The change in the CTI of the bird community as a whole thus proves that climate change is already having an impact on Swedish wildlife. Similar changes seem to be happening in other areas and for other species. This means that the presence, number and extension of other animals and plants are probably also affected by the climate. And when the entire ecosystem is disrupted, it is difficult to predict the consequences.
‟What we know about nature is that it is in constant change; we can never get back what was, but we can perhaps affect how things turn out in the future”, says Åke Lindström. ‟We are starting to get an idea of which species are sensitive and which are perhaps less so. This means that if we want to try and do something, we can direct resources where they are most needed – or where there may be the best chance of positively affecting the outcome.”
Text: Pia Romare
Community Temperature Index (CTI)
For each bird species, temperature values within Europe have been measured by area (Species Temperature Index, STI) for breeding grounds (summer temperatures) and wintering areas (winter temperatures). Those that only breed in Spain, for example, get a relatively high average summer value (the so-called ‟warm” species) whereas those that only breed in northern Sweden get a low value (‟cold” species).
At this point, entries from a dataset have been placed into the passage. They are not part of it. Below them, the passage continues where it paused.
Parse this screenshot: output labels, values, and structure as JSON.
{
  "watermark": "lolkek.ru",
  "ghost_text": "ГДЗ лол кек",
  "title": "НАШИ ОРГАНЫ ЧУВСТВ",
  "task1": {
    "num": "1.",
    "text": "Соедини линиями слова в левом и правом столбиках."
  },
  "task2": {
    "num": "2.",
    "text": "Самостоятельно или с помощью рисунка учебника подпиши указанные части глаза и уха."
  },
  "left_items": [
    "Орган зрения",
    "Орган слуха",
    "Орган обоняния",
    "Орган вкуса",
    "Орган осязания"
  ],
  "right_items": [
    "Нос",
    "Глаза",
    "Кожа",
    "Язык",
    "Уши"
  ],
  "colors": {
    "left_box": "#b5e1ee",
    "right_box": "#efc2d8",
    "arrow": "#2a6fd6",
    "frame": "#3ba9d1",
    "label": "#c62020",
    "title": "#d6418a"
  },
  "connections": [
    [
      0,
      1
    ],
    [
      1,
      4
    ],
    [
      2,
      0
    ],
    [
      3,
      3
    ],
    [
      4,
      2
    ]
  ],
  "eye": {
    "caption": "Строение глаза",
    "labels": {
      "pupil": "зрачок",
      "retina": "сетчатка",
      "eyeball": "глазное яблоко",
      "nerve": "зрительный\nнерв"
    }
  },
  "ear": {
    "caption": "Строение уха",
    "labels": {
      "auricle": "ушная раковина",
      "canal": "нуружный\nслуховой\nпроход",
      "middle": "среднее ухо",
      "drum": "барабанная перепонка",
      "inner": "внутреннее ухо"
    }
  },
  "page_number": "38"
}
For each bird species that breeds in Sweden, there is thus an average summer value and, similarly, an average winter value for each species that spends the winters there. Using all the species’ average values in a bird inventory, it is possible to calculate a common average temperature for the birds that have been counted on a given day. This becomes a measure of the bird community’s average temperature (Community Temperature Index, CTI) at that particular point in time.
If the bird inventories are repeated year after year, in the same location and at the same time of year, it is possible to see how the CTI changes over time and to compare it with changes in temperature.
Other factors affect birds more
There are other factors that affect the number of birds more than the climate, such as agriculture and forestry.
Things are going fairly well for forest birds as several species among them are increasing in number. Åke Lindström participated in another study showing that the most likely explanation for this population growth is a combination of the increase in wooded areas and improved forest structure, such as more dead wood and more deciduous trees, along with rising temperatures.
It is mainly the birds in the agricultural landscape that have seen their numbers drop in Sweden. This can be ascribed to various factors, such as the 20 per cent reduction in agricultural land over the past 50 years, the landscape being less varied, the loss of small biotopes for nesting and finding food, the rising use of fertiliser by farmers and the transition from spring sowing to autumn sowing.
Rachel Carson’s book Silent spring
Rachel Carson’s book Silent spring (1962) was a wake-up call which set off the environmental movement in the western world. The title alludes to the disappearance of birdsong – a sign that growing numbers of animals were dying from the increasingly widespread use of environmental toxins (especially DDT) in agriculture.